Marks frequency(f) cumulative frequency(cf)

0-20  210 210

20-40 115     325

40-60 130 455

60-80 220 675

80-100 120 795

100-120  101 896

120-140 120   1016

140-160 144 1160

160-180 132 1292

180-200   190 1482

We are required to find the number of students securing marks greater than 104. To do so, we need to determine the $i^{th}$ percentile such that $P_i=104$. First is to determine the value of $i$ which in turn will be used to find the position of the $104^{th}$ mark. The position of the $104^{th}$ mark is its cumulative frequency. We proceed as follows,

$P_i={l+({i\times n\over100}-cf)\times{c\over f}}$ where, $n=1482$

$l$ is the lower class boundary of the class with 104 marks

$cf$ is the cumulative frequency of the class preceding the class consisting of the mark, 104

$c$ is the width of the class with the 104^th mark

$f$ is the frequency of the class with the 104^th mark

Therefore,

$P_i=100+(14.82i-795)\times {20\over101}=104$

So,

$20.2=14.82i-795\implies 14.82i=815.2\implies i=55.0067476$

The mark, 104 is approximately the $55^{th}$ percentile. Its position is, ${i\times n\over 100}={55\times1482\over 100}=815.2\approx 816$

Now, the cumulative frequency of the $104^{th}$ mark is approximately 816.

The number of students securing marks greater than 104 is $1482-816=666$

Therefore, the number of students securing marks greater than 104 is 666.

$b)$

To find the number of students securing marks between 155 and 165, we find the cumulative frequencies for both scores and then determine the difference of their frequencies. That is, $cf_{165}-cf_{155}$.

The cumulative frequency of the $155^{th}$ mark.

We determine the value $i$ such that, $P_i=155$ where $P_i$ is the $i^{th}$ percentile given as,

$Pi=l+({i×n\over100}−cf)\times {c\over f}$ where, $n=1482$

$l$ is the lower class boundary of the class with the $155^{th}$ mark.

$cf$ is the cumulative frequency of the class preceding the class with the $155^{th}$ mark.

$c$ is the width of the class with the 155^th mark

$f$ is the frequency of the class with the $155^{th}$ mark

Now,

$P_i=140+(14.82i-1016)\times {20\over 144}=155$

So,

$108=14.82i-1016\implies i=75.8434548\approx76$

The score of 155 is the $76^{th}$ percentile. Its cumulative frequency is, ${76\times 1482\over 100}=1124$

Therefore, the number of students securing below 155 marks is 1124

 The cumulative frequency of the $165^{th}$ mark.
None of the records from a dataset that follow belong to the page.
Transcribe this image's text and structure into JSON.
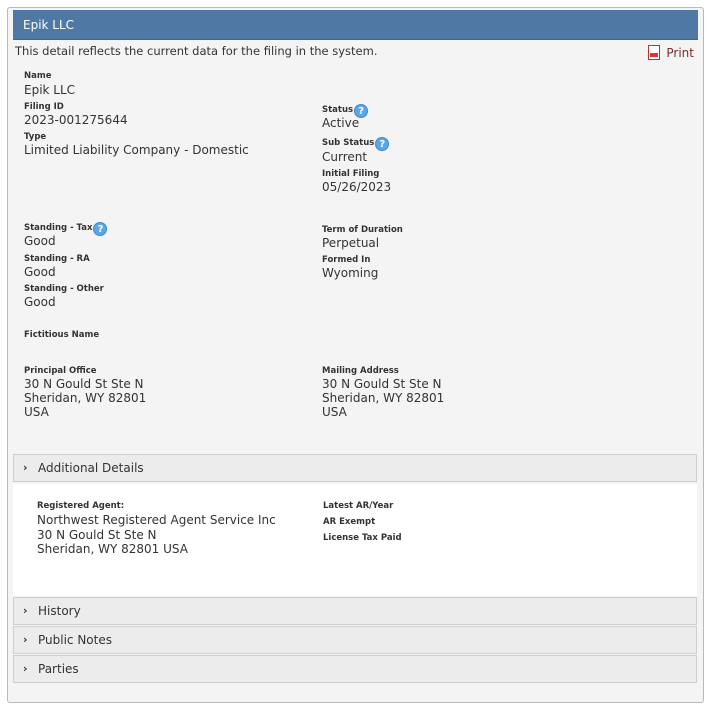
{
  "header": {
    "title": "Epik LLC"
  },
  "intro": "This detail reflects the current data for the filing in the system.",
  "print_label": "Print",
  "fields": {
    "name": {
      "label": "Name",
      "value": "Epik LLC"
    },
    "filing_id": {
      "label": "Filing ID",
      "value": "2023-001275644"
    },
    "type": {
      "label": "Type",
      "value": "Limited Liability Company - Domestic"
    },
    "status": {
      "label": "Status",
      "value": "Active"
    },
    "sub_status": {
      "label": "Sub Status",
      "value": "Current"
    },
    "initial_filing": {
      "label": "Initial Filing",
      "value": "05/26/2023"
    },
    "standing_tax": {
      "label": "Standing - Tax",
      "value": "Good"
    },
    "standing_ra": {
      "label": "Standing - RA",
      "value": "Good"
    },
    "standing_other": {
      "label": "Standing - Other",
      "value": "Good"
    },
    "term_of_duration": {
      "label": "Term of Duration",
      "value": "Perpetual"
    },
    "formed_in": {
      "label": "Formed In",
      "value": "Wyoming"
    },
    "fictitious_name": {
      "label": "Fictitious Name"
    },
    "principal_office": {
      "label": "Principal Office",
      "lines": [
        "30 N Gould St Ste N",
        "Sheridan, WY 82801",
        "USA"
      ]
    },
    "mailing_address": {
      "label": "Mailing Address",
      "lines": [
        "30 N Gould St Ste N",
        "Sheridan, WY 82801",
        "USA"
      ]
    }
  },
  "help_glyph": "?",
  "accordion": {
    "additional_details": "Additional Details",
    "history": "History",
    "public_notes": "Public Notes",
    "parties": "Parties",
    "chevron": "›"
  },
  "additional": {
    "registered_agent_label": "Registered Agent:",
    "registered_agent_lines": [
      "Northwest Registered Agent Service Inc",
      "30 N Gould St Ste N",
      "Sheridan, WY 82801 USA"
    ],
    "latest_ar_label": "Latest AR/Year",
    "ar_exempt_label": "AR Exempt",
    "license_tax_label": "License Tax Paid"
  },
  "colors": {
    "title_bar": "#4f78a4",
    "print_link": "#7a2b2b",
    "help_icon": "#5aa7e8"
  }
}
We determine the value $i$ such that, $P_i=165$ where $P_i$ is the $i^{th}$ percentile given as,

$Pi=l+({i×n\over100}−cf)\times {c\over f}$ where, $n=1482$

$l$ is the lower class boundary of the class with the $165^{th}$ mark.

$cf$ is the cumulative frequency of the class preceding the class with the $165^{th}$ mark.

$c$ is the width of the class with the $165^{th}$ mark

$f$ is the frequency of the class with the $165^{th}$ mark

Now,

$P_i=160+(14.82i-1160)\times {20\over 132}=165$

So,

$33=14.82i-1160\implies i=80.4993252\approx81$

The score of 165 is the $81^{st}$ percentile. Its cumulative frequency is, ${81\times 1482\over 100}=1193$

Therefore, the number of students securing below 165 marks is 1193

Therefore, $cf_{165}=1193$ and $cf_{155}=1124$ . The number of students securing marks between 155 and 165 is 1193-1124=69 students.

$c)$

The cumulative frequency of the $55^{th}$ mark.

We determine the value $i$ such that, $P_i=55$ where $P_i$ is the $i^{th}$ percentile given as,

$Pi=l+({i×n\over100}−cf)\times {c\over f}$ where, $n=1482$

$l$ is the lower class boundary of the class with the $55^{th}$ mark.

$cf$ is the cumulative frequency of the class preceding the class with the $55^{th}$ mark.

$c$ is the width of the class with the $55^{th}$ mark

$f$ is the frequency of the class with the $55^{th}$ mark

Now,

$P_i=40+(14.82i-325)\times {20\over 130}=55$

So,

$97.5=14.82i-325\implies i=28.5087719\approx29$

The score of 55 is the $29^{th}$ percentile. Its cumulative frequency is, ${29\times 1482\over 100}=422.5\approx 423$

Therefore, the number of students securing below 55 marks is 423.